12 Sep 2016

Parliament is falling down: what goes on inside needs repair too

If God exists, then according to our unwritten constitution, a good bit of him knocks around the Palace of Westminster.

parliament_r_w

For every day that Parliamentarians are in session, they pray to him at 2.30pm on Mondays, and his name is conjured in everything from rhetoric to documents. Hence it is not unreasonable to imagine that God has finally had enough of the hocus pocus around the place and has presided over its falling down and the triggering of its urgent need for repair.

So urgent is the falling down, the asbestos and the general rot, that MPs have been told that they, together with their Lordships, will have to vacate the building for some  six years in four years’ time. Six years is a Parliament and a half in duration. That means that many of those who leave the building in 2021 will never return, either because they have been defeated, or have stood down, or because they have died.

So that when Lords and Commoners return to the respective Houses of Parliament in 10 years’ time, there will inevitably be an entirely new “feel” in the place.

In the meantime, the Lords will meet in the austere concrete pile that is the Queen Elizabeth Conference Centre, across the road from Westminster Abbey, and the Commons will supposedly meet in the Department of Health in Whitehall.

We can but hope that these novel surroundings will purge the system of its absurdities and bring it into the 21st Century.
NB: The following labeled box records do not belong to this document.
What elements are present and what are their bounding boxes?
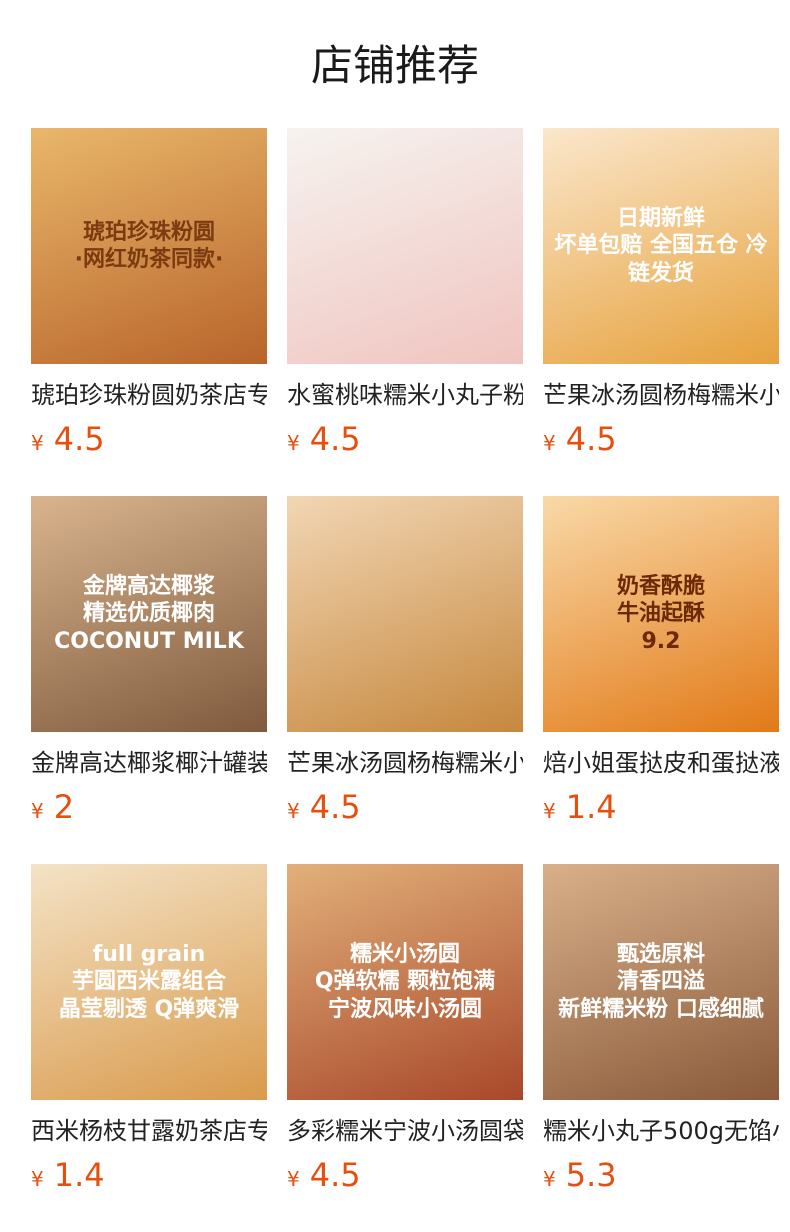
product-image[interactable]: 甄选原料 清香四溢 新鲜糯米粉 口感细腻 [543, 864, 779, 1100]
product-name[interactable]: 水蜜桃味糯米小丸子粉圆 [287, 378, 523, 412]
currency-symbol: ¥ [31, 799, 44, 823]
product-card[interactable]: 琥珀珍珠粉圆 ·网红奶茶同款· 琥珀珍珠粉圆奶茶店专用 ¥ 4.5 [31, 128, 267, 458]
price-value: 4.5 [309, 1156, 361, 1194]
product-image-text: full grain 芋圆西米露组合 晶莹剔透 Q弹爽滑 [58, 941, 240, 1022]
price-value: 1.4 [53, 1156, 105, 1194]
page-title: 店铺推荐 [310, 41, 479, 90]
currency-symbol: ¥ [287, 799, 300, 823]
product-image[interactable]: full grain 芋圆西米露组合 晶莹剔透 Q弹爽滑 [31, 864, 267, 1100]
product-image[interactable]: 日期新鲜 坏单包赔 全国五仓 冷链发货 [543, 128, 779, 364]
currency-symbol: ¥ [287, 1167, 300, 1191]
product-price: ¥ 4.5 [287, 420, 523, 458]
currency-symbol: ¥ [31, 1167, 44, 1191]
product-image-text: 奶香酥脆 牛油起酥 9.2 [616, 573, 705, 654]
product-image-text: 甄选原料 清香四溢 新鲜糯米粉 口感细腻 [558, 941, 764, 1022]
product-name[interactable]: 西米杨枝甘露奶茶店专用 [31, 1114, 267, 1148]
product-price: ¥ 4.5 [31, 420, 267, 458]
product-image-text: 日期新鲜 坏单包赔 全国五仓 冷链发货 [554, 205, 768, 286]
product-image[interactable]: 琥珀珍珠粉圆 ·网红奶茶同款· [31, 128, 267, 364]
currency-symbol: ¥ [543, 799, 556, 823]
product-card[interactable]: full grain 芋圆西米露组合 晶莹剔透 Q弹爽滑 西米杨枝甘露奶茶店专用… [31, 864, 267, 1194]
currency-symbol: ¥ [31, 431, 44, 455]
product-card[interactable]: 水蜜桃味糯米小丸子粉圆 ¥ 4.5 [287, 128, 523, 458]
product-image[interactable]: 金牌高达椰浆 精选优质椰肉 COCONUT MILK [31, 496, 267, 732]
product-card[interactable]: 芒果冰汤圆杨梅糯米小丸子 ¥ 4.5 [287, 496, 523, 826]
product-name[interactable]: 焙小姐蛋挞皮和蛋挞液套装 [543, 746, 779, 780]
price-value: 4.5 [53, 420, 105, 458]
product-image-text: 金牌高达椰浆 精选优质椰肉 COCONUT MILK [54, 573, 244, 654]
product-price: ¥ 1.4 [31, 1156, 267, 1194]
product-image[interactable] [287, 496, 523, 732]
product-card[interactable]: 日期新鲜 坏单包赔 全国五仓 冷链发货 芒果冰汤圆杨梅糯米小丸子 ¥ 4.5 [543, 128, 779, 458]
product-card[interactable]: 金牌高达椰浆 精选优质椰肉 COCONUT MILK 金牌高达椰浆椰汁罐装 ¥ … [31, 496, 267, 826]
product-image[interactable]: 糯米小汤圆 Q弹软糯 颗粒饱满 宁波风味小汤圆 [287, 864, 523, 1100]
product-image-text: 琥珀珍珠粉圆 ·网红奶茶同款· [74, 219, 224, 273]
price-value: 1.4 [565, 788, 617, 826]
product-name[interactable]: 琥珀珍珠粉圆奶茶店专用 [31, 378, 267, 412]
currency-symbol: ¥ [287, 431, 300, 455]
product-name[interactable]: 多彩糯米宁波小汤圆袋装 [287, 1114, 523, 1148]
product-price: ¥ 4.5 [543, 420, 779, 458]
product-name[interactable]: 芒果冰汤圆杨梅糯米小丸子 [543, 378, 779, 412]
product-card[interactable]: 奶香酥脆 牛油起酥 9.2 焙小姐蛋挞皮和蛋挞液套装 ¥ 1.4 [543, 496, 779, 826]
product-price: ¥ 4.5 [287, 788, 523, 826]
product-price: ¥ 5.3 [543, 1156, 779, 1194]
price-value: 4.5 [565, 420, 617, 458]
product-name[interactable]: 芒果冰汤圆杨梅糯米小丸子 [287, 746, 523, 780]
product-image-text [395, 606, 415, 622]
price-value: 4.5 [309, 420, 361, 458]
product-price: ¥ 4.5 [287, 1156, 523, 1194]
product-image[interactable]: 奶香酥脆 牛油起酥 9.2 [543, 496, 779, 732]
product-price: ¥ 1.4 [543, 788, 779, 826]
product-card[interactable]: 甄选原料 清香四溢 新鲜糯米粉 口感细腻 糯米小丸子500g无馅小汤圆 ¥ 5.… [543, 864, 779, 1194]
price-value: 5.3 [565, 1156, 617, 1194]
currency-symbol: ¥ [543, 1167, 556, 1191]
product-image[interactable] [287, 128, 523, 364]
product-price: ¥ 2 [31, 788, 267, 826]
currency-symbol: ¥ [543, 431, 556, 455]
product-image-text [395, 238, 415, 254]
product-name[interactable]: 金牌高达椰浆椰汁罐装 [31, 746, 267, 780]
product-name[interactable]: 糯米小丸子500g无馅小汤圆 [543, 1114, 779, 1148]
price-value: 2 [53, 788, 75, 826]
price-value: 4.5 [309, 788, 361, 826]
product-card[interactable]: 糯米小汤圆 Q弹软糯 颗粒饱满 宁波风味小汤圆 多彩糯米宁波小汤圆袋装 ¥ 4.… [287, 864, 523, 1194]
product-image-text: 糯米小汤圆 Q弹软糯 颗粒饱满 宁波风味小汤圆 [314, 941, 496, 1022]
So should it be death to the “Honorable Member” – and instead have people called by their names? Should it be an end to the sword-and-a-half’s distance between Government and Opposition – a hangover from the medieval jousts that resolved the thorniest of issues? Indeed, will the mace have to be dragged about, followed by a procession of men adorned with sixteenth century collars, britches, and something akin to flowing black dresses?

The present construct encourages adversarial combat, when most seek some degree of co-operation to get things done.
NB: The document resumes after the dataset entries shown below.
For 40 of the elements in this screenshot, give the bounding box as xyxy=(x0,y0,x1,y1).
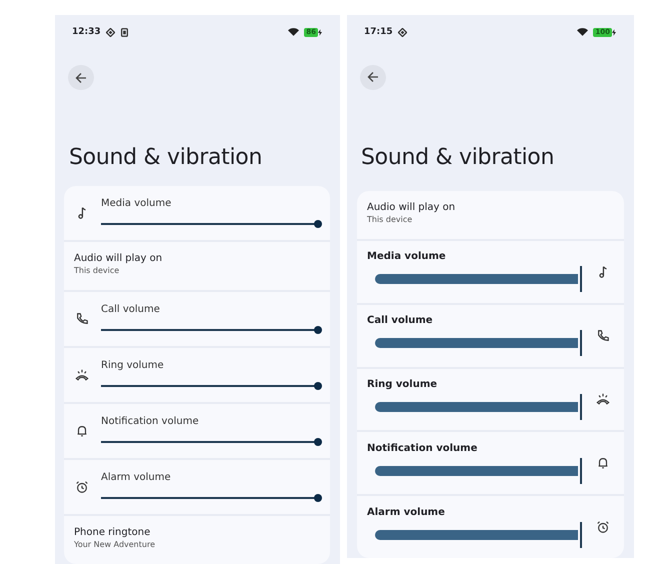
back-arrow-icon xyxy=(367,71,379,84)
alarm-clock-icon xyxy=(75,480,89,494)
slider-label: Notification volume xyxy=(367,442,478,454)
page-title: Sound & vibration xyxy=(361,144,556,171)
slider-label: Notification volume xyxy=(101,416,200,428)
slider-label: Media volume xyxy=(367,251,447,262)
bell-icon xyxy=(596,456,610,470)
status-time: 12:33 xyxy=(72,27,101,38)
item-label: Audio will play on xyxy=(74,253,164,264)
wifi-icon xyxy=(577,28,588,36)
slider-label: Alarm volume xyxy=(367,506,446,518)
diamond-icon xyxy=(398,28,407,37)
phone-icon xyxy=(596,328,610,343)
item-label: Phone ringtone xyxy=(74,526,152,538)
slider-label: Alarm volume xyxy=(101,472,172,484)
status-time: 17:15 xyxy=(364,27,393,38)
diamond-icon xyxy=(106,28,115,37)
settings-item[interactable]: Audio will play on This device xyxy=(357,190,624,239)
item-value: This device xyxy=(74,266,120,276)
slider-label: Call volume xyxy=(101,304,161,316)
slider-label: Call volume xyxy=(367,315,434,326)
wifi-icon xyxy=(288,28,300,36)
alarm-clock-icon xyxy=(596,520,610,534)
ringing-phone-icon xyxy=(596,392,610,406)
settings-item[interactable]: Phone ringtone Your New Adventure xyxy=(64,516,330,564)
slider-label: Ring volume xyxy=(367,378,438,390)
bell-icon xyxy=(75,424,89,438)
page-title: Sound & vibration xyxy=(69,145,264,172)
item-value: Your New Adventure xyxy=(74,540,156,549)
phone-icon xyxy=(75,312,89,326)
slider-label: Media volume xyxy=(101,198,172,210)
back-button[interactable] xyxy=(68,64,94,90)
ringing-phone-icon xyxy=(75,368,89,382)
settings-item[interactable]: Audio will play on This device xyxy=(64,242,330,290)
back-arrow-icon xyxy=(75,72,87,84)
item-label: Audio will play on xyxy=(367,202,456,213)
phone-icon xyxy=(120,28,129,37)
back-button[interactable] xyxy=(360,64,386,90)
slider-label: Ring volume xyxy=(101,360,165,372)
item-value: This device xyxy=(367,214,414,224)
If post-Brexit Britain is to cut a dash as a go-getting, modern, forward-looking state, it’s probably wise to look the part. The flummery, obscurity, ya-booing, and the rest, for all its theatrical entertainment, also suggest a state living in the Dark Ages.

In short, the committee of MPs having done their job in sorting out the building, could we not now have a Constitutional Commission which will now use the hiatus to sort out what goes on inside the building?
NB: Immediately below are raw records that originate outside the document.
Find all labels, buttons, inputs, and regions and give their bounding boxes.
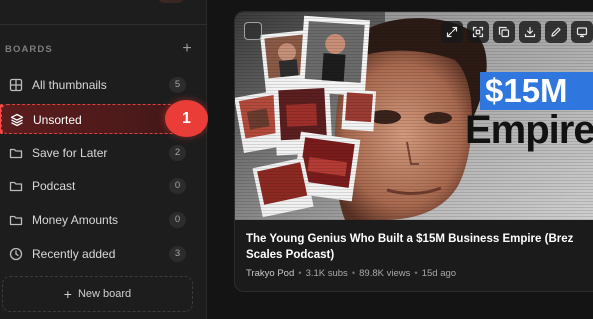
sidebar-item-label: Recently added [32, 247, 116, 261]
channel-name[interactable]: Trakyo Pod [246, 268, 294, 279]
count-badge: 0 [169, 178, 186, 194]
folder-icon [9, 179, 23, 193]
boards-section-title: BOARDS [5, 44, 53, 55]
thumbnail-image[interactable]: $15M Empire [235, 12, 593, 220]
layers-icon [10, 113, 24, 127]
thumbnail-overlay-amount: $15M [480, 72, 593, 110]
thumbnail-card[interactable]: $15M Empire The Young Genius Who Built a… [234, 11, 593, 292]
folder-icon [9, 146, 23, 160]
count-badge: 5 [169, 77, 186, 93]
divider [0, 24, 207, 25]
sidebar-item-save-for-later[interactable]: Save for Later 2 [1, 138, 190, 168]
new-board-label: New board [77, 288, 132, 300]
view-count: 89.8K views [359, 268, 411, 279]
sidebar-item-label: Podcast [32, 179, 76, 193]
video-title[interactable]: The Young Genius Who Built a $15M Busine… [246, 231, 593, 263]
new-board-button[interactable]: + New board [2, 276, 193, 312]
count-badge: 3 [169, 246, 186, 262]
sidebar-item-label: All thumbnails [32, 78, 107, 92]
separator-dot: • [414, 268, 418, 279]
sidebar-item-recently-added[interactable]: Recently added 3 [1, 239, 190, 269]
boards-header: BOARDS + [5, 41, 195, 58]
select-checkbox[interactable] [244, 22, 262, 40]
video-meta: Trakyo Pod • 3.1K subs • 89.8K views • 15d ago [246, 268, 456, 279]
expand-icon[interactable] [441, 21, 463, 43]
thumbnail-overlay-word: Empire [465, 108, 593, 152]
subscriber-count: 3.1K subs [305, 268, 348, 279]
sidebar-item-label: Save for Later [32, 146, 108, 160]
app-window: BOARDS + All thumbnails 5 Unsorted 1 Sav… [0, 0, 593, 319]
separator-dot: • [298, 268, 302, 279]
separator-dot: • [351, 268, 356, 279]
sidebar-item-all-thumbnails[interactable]: All thumbnails 5 [1, 70, 190, 100]
count-badge: 0 [169, 212, 186, 228]
sidebar-item-label: Money Amounts [32, 213, 119, 227]
step-number-badge: 1 [165, 100, 208, 137]
grid-icon [9, 78, 23, 92]
edit-icon[interactable] [545, 21, 567, 43]
count-badge: 2 [169, 145, 186, 161]
download-icon[interactable] [519, 21, 541, 43]
fullscreen-icon[interactable] [467, 21, 489, 43]
copy-icon[interactable] [493, 21, 515, 43]
clock-icon [9, 247, 23, 261]
avatar[interactable] [158, 0, 184, 3]
thumbnail-actions [441, 21, 593, 43]
sidebar-item-money-amounts[interactable]: Money Amounts 0 [1, 205, 190, 235]
sidebar-item-podcast[interactable]: Podcast 0 [1, 171, 190, 201]
upload-age: 15d ago [421, 268, 457, 279]
sidebar: BOARDS + All thumbnails 5 Unsorted 1 Sav… [0, 0, 208, 319]
folder-icon [9, 213, 23, 227]
plus-icon: + [63, 286, 72, 302]
screen-icon[interactable] [571, 21, 593, 43]
sidebar-item-label: Unsorted [33, 113, 82, 127]
add-board-icon[interactable]: + [179, 41, 195, 57]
The Lords, with numerous peers who have either bought their way in, or whose forebears have slept their way in, need to be sorted out. So too does the way in which anyone lands up there.

So far no one has come up with a better system for ensuring representative democracy than by election. And as we battle to boast the largest legislative assembly in the world, what about the numbers? Amid devolution and the rest, do we really need close on 1,500 people serving in the national parliament?

What an opportunity! But does anyone seriously believe that any generation of politicians will ever seize it?